ANZAC Day, observed on 25 April each year, is the national day of remembrance for Australians and New Zealanders who died at war.
Last year I co-hosted an ANZAC day blogging challenge with Central Auckland Research Centre, Auckland Libraries. This year I have bowed out of co-hosting, due to commitments of life in general. However, I didn’t want to miss out on participating. This is my contribution to the 2012 ANZAC Day Blog Challenge.
My great-uncle Charles George French was not yet 21 when he tried to enlist in the military. It was a little too soon for his mother’s liking:
“I have no objection to his enlistment for Home Service. I object to his enlistment for Active Service Abroad he is too young. Make any use you like of him for Home Service”
Elizabeth French, 3 June 1918
NAA: B2455, FRENCH C G
© Commonwealth of Australia (National Archives of Australia) 2012.
Without consent for Active Service Abroad, Charles’ application to enlist was cancelled.
Charles must have talked his mother around, as just a week later he provided a consent form with her signature. With her consent, his application was accepted. He embarked for France on 31 August 1918 the same year. His elder brother Walter had already seen service and returned home to Australia, discharged from duty with deafness.

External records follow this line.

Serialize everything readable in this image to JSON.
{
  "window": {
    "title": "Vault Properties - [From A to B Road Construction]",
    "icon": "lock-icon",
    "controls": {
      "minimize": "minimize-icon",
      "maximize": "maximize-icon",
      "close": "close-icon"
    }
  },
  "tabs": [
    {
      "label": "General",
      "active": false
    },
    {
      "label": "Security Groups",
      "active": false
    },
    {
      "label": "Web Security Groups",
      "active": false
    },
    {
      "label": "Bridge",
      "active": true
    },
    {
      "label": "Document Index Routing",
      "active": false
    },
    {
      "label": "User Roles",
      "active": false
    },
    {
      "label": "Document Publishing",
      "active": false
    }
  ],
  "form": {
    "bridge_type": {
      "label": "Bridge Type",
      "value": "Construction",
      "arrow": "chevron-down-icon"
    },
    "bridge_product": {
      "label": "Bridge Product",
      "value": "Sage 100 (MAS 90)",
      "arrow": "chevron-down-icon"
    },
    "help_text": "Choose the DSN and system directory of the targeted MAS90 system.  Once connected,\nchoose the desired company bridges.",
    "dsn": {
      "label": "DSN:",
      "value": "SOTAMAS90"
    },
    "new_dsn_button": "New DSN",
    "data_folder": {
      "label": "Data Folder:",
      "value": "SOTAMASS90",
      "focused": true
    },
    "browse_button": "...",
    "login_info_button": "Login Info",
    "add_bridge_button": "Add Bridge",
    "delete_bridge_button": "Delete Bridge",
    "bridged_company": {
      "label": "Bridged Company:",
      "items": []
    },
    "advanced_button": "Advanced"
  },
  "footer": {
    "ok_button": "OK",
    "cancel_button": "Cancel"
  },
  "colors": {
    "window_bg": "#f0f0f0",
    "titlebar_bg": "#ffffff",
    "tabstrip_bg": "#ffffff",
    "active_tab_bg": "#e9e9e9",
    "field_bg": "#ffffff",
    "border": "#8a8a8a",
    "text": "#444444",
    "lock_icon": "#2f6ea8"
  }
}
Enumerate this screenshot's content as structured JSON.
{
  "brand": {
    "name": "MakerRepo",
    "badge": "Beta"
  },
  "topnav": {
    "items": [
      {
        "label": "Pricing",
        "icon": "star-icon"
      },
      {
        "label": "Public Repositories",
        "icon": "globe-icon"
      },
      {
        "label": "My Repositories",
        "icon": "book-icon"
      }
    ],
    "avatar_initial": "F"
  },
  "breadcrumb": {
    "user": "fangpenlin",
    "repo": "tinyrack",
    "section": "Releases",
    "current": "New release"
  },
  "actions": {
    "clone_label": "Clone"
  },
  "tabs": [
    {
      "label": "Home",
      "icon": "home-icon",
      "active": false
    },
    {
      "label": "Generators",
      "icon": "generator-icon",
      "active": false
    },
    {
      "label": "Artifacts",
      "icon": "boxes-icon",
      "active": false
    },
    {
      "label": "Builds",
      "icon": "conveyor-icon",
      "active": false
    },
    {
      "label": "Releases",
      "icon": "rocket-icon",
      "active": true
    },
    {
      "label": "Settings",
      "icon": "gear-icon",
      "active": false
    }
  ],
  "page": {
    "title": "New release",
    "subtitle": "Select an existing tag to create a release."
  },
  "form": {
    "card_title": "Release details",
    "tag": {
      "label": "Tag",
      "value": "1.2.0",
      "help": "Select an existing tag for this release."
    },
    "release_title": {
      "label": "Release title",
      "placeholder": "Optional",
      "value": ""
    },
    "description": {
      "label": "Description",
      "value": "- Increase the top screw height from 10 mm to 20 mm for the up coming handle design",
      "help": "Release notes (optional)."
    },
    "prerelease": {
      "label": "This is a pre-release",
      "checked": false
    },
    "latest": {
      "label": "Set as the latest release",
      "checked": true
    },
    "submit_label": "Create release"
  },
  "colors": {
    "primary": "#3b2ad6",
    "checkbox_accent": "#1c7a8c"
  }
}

As I was reading Charles’ military service file, I already knew that he had returned home alive. Having come home in October 1919 he married in 1920 and went on to raise a family. His mother Elizabeth didn’t have the reassurance of this knowledge as he set sail for France. On 31 August 1918, Charles’ fate was unknown. How hard it must have been for Elizabeth to let her young son, just 19 years of age, go off to war.